We provide Xms & Xmx arguments while starting the tomcat but within few hours memory usage of tomcat process cross Xmx value and it keeps on increasing until all the server memory is over. Here is process command:
/usr/java/jdk1.6.0_24//bin/java
-Djava.util.logging.config.file=/xxx/xxx/xxx/xxx/apache-tomcat-7.0.6/conf/logging.properties
-Xms8192m
-Xmx8192m
-javaagent:/xxx/xxx/xxx/xxx/apache-tomcat-7.0.6/newrelic/newrelic.jar
-Djava.util.logging.manager=org.apache.juli.ClassLoaderLogManager
-Duser.timezone=Asia/Calcutta
-Djava.endorsed.dirs=/xxx/xxx/xxx/xxx/apache-tomcat-7.0.6/endorsed
-classpath /xxx/xxx/xxx/xxx/apache-tomcat-7.0.6/bin/bootstrap.jar:/xxx/xxx/xxx/xxx/apache-tomcat-7.0.6/bin/tomcat-juli.jar
-Dcatalina.base=/xxx/xxx/xxx/xxx/apache-tomcat-7.0.6
-Dcatalina.home=/xxx/xxx/xxx/xxx/apache-tomcat-7.0.6
-Djava.io.tmpdir=/xxx/xxx/xxx/xxx/apache-tomcat-7.0.6/temp org.apache.catalina.startup.Bootstrap start"

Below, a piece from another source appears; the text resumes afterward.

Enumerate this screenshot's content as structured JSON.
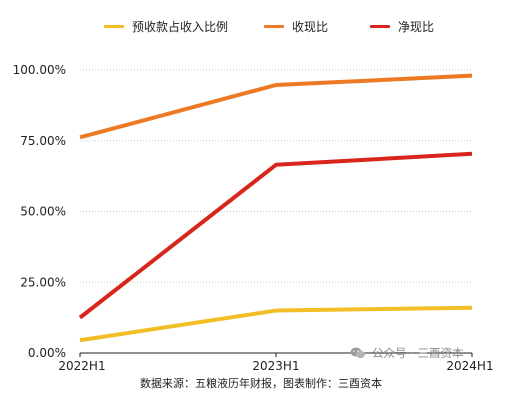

Ideally I would expect this process not to use more than 8GB of memory but within hours it goes above 10GB and within few days it goes above 20GB and everything else on this server suffers because of it(I use 'top' to see memory usage). How is this possible?
There's an issue which affects any Sun/Oracle JVM and will manifest as unbounded growth in non-heap (native) memory. There is a workaround in place for New Relic Java agent versions 2.16+ by adding a shutdown delay to class transformation in your newrelic.yml file in the common section.
class_transformer:
shutdown_delay: 3600
From the changelog
Work-around for Oracle JVM bug that in rare cases causes a native
memory leak
In rare cases, the Oracle JVM can leak native OS memory (not heap
space) when classes are intercepted by the agent. This setting turns
off interception of classes that are loaded after the given number of
seconds. The agent will continue to monitor classes loaded before this
time.
I am sharing some more information on above reported incident. memory leak is not in Java heap. The application never reaches any OUT OF MEMORY error(8 gb is the Java heap max limit what we have set). However the virtual and resident memory keep on increasing till the time RAM runs out of memory.
We have confirmed that this leak happens when relic agent is used.
Version : New Relic Agent v2.1.2
Sorry for the trouble. We (New Relic) are investigating the problem but the first suggestion is to please try the latest 2.2.1 version of the Java Agent which made substantial changes to the way we instrument classes.
I will follow-up here when we have more information.